From Poker Table to Wall Street: DeepMind Alumni's AI Now Trading Billions
  • Elena
  • July 01, 2026

From Poker Table to Wall Street: DeepMind Alumni's AI Now Trading Billions

Three former DeepMind researchers who once taught artificial intelligence to master the complexities of no-limit Texas hold'em poker have now applied the same technological principles to a far more lucrative domain: quantitative hedge fund trading . Their Prague-based AI laboratory, EquiLibre Technologies, has reached a valuation of $500 million following a Series A funding round led by Creandum, marking one of the most notable transitions of reinforcement learning expertise from gaming to finance .

The connection between poker and stock trading is not as unexpected as it might initially appear. Both domains involve incomplete information, probabilistic reasoning, and strategic decision-making under conditions of uncertainty . The common denominator is reinforcement learning, an AI training technique where self-learning models are incentivized through a system of rewards and penalties, essentially learning optimal strategies through trial and error . According to Martin Schmid, chief executive officer and co-founder of EquiLibre, financial markets offer an exceptionally clear feedback signal for this approach. The scoring is refreshingly simple, as he puts it, measuring precisely how much money the AI agent has made .
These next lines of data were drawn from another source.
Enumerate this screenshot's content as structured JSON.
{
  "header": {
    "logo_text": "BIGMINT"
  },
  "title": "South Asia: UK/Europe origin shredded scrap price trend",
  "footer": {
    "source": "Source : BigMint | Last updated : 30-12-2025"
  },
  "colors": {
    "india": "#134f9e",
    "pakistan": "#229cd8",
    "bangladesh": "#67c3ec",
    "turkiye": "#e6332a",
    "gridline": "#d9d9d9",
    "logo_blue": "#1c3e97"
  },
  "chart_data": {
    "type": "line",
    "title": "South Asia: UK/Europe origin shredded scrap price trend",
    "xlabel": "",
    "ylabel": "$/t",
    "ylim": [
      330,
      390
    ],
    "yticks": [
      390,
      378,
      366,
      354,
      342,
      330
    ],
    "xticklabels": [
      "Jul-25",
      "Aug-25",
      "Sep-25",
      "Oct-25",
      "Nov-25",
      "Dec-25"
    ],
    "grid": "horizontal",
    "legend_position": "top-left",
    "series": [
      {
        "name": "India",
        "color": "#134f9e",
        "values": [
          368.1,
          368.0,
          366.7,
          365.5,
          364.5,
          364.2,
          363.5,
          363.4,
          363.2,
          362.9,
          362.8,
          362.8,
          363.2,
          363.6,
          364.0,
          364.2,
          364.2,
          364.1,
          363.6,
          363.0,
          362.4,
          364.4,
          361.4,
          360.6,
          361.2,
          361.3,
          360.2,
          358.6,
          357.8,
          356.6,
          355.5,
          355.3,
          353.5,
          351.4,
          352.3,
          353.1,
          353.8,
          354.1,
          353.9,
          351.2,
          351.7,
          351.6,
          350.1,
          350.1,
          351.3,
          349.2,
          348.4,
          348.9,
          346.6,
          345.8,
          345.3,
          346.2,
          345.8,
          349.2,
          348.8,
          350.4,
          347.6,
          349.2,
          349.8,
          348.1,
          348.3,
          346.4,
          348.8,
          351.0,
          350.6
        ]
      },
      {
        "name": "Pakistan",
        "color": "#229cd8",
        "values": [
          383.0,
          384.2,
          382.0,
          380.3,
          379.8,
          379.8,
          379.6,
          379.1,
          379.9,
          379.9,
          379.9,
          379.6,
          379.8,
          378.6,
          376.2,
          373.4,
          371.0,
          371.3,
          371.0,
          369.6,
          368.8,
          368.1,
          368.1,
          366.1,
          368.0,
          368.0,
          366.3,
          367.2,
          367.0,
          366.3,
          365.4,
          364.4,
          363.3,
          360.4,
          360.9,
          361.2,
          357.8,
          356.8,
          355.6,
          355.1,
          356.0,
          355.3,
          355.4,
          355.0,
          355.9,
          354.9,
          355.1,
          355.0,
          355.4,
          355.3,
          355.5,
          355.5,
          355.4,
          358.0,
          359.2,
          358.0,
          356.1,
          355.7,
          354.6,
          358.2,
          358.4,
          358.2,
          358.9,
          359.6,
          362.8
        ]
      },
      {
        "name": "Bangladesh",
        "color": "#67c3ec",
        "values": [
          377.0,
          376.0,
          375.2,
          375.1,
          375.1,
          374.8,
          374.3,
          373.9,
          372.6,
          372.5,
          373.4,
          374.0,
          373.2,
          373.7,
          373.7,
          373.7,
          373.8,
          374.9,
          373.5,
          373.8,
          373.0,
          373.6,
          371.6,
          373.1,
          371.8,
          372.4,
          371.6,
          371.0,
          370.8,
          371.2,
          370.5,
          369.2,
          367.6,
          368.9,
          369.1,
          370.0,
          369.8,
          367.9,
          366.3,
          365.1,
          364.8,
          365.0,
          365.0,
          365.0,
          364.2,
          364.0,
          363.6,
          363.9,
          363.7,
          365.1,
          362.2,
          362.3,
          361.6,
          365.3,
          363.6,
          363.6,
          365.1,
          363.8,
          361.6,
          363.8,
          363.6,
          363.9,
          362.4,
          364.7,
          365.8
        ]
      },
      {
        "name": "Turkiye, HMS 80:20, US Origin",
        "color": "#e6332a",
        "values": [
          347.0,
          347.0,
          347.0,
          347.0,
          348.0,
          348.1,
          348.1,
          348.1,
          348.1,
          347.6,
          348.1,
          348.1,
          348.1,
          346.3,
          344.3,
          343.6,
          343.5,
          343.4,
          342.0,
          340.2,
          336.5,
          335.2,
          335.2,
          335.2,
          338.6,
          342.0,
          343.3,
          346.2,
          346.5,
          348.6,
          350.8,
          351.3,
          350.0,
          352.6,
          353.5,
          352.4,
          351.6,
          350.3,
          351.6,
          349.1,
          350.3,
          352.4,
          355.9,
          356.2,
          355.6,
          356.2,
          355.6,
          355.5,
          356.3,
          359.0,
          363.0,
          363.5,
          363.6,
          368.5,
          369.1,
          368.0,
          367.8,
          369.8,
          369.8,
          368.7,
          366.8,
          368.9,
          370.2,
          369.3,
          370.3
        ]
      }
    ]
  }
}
This is not merely a theoretical exercise or an experimental project. EquiLibre has established a partnership with quantitative trading firm Tower Research Capital to deploy its algorithms across major United States stock indices, including the S&P 500 and the NASDAQ . The startup claims its AI agents have been trading billions of dollars in daily volume and have posted what it describes as a perfect record of zero negative months since inception, meaning each calendar month has ended with net positive returns . The system initially launched on cryptocurrency markets in 2025 before expanding to traditional stock exchanges .

The founding trio of Martin Schmid, Rudolf Kadlec, and Matej Moravcik first came together as visiting PhD students at DeepMind's Edmonton office in Alberta, Canada, which was Alphabet's first international artificial intelligence research location . During their time there, they built DeepStack, the first AI program to defeat professional players at no-limit Texas hold'em . They also collaborated with professors who now serve on EquiLibre's advisory board, including Rich Sutton, who received the Turing Award in 2024 for his foundational contributions to reinforcement learning .

Rather than remaining in North America or relocating to traditional technology hubs, the founders chose to return to their home country, the Czech Republic, establishing their operations in Prague . This decision was driven by the availability of talented colleagues and friends from the Czech diaspora who had worked at Google and other prominent technology companies . The startup built its initial team of twenty-five people starting in 2022, and Schmid believes the location continues to provide advantages, noting that the absence of constant hype cycles makes it easier to retain talented personnel compared to locations like San Francisco .

EquiLibre explicitly positions itself as a research laboratory first rather than a financial firm . Schmid emphasized that he and his co-founders are not motivated by a desire to optimize market efficiency but rather by the excitement of building novel systems that have never existed before . This lab-first identity resonated with investors, with Cameron Sellers from Creandum noting that EquiLibre's founders bring a rare combination of deep reinforcement learning expertise and a willingness to apply it to a domain where automation is already well established . The venture capital firm described the investment as the largest single commitment it has ever made in one go into a company .

The startup plans to use its Series A funding to scale its compute infrastructure, aiming to build what it expects will be one of the largest computing clusters in Central and Eastern Europe . According to available data, EquiLibre previously raised a $10 million seed round led by Blossom Capital at a $140 million valuation, with pre-seed backing from Credo . Reinforcement learning has gained broader acceptance in trading since EquiLibre was founded, with Schmid acknowledging that initial skepticism has given way to recognition of the approach's potential . However, competition is intense, with major trading firms like Jane Street already using reinforcement learning alongside large language models and claiming access to tens of thousands of high-end graphics processing units . EquiLibre aims to differentiate itself by extracting more performance from fewer chips, pursuing efficiency rather than simply scaling hardware .

Schmid does not view the market as a winner-takes-all competition, noting that there is room for multiple successful players in this space . The startup's goal is to be recognized as the leading AI laboratory in trading, building a reputation based on research output and consistent returns rather than attempting to capture every dollar in the market . This pragmatic perspective reflects the founders' academic and research-oriented background, suggesting that their approach to financial markets is driven more by intellectual curiosity and technical challenge than by purely commercial considerations.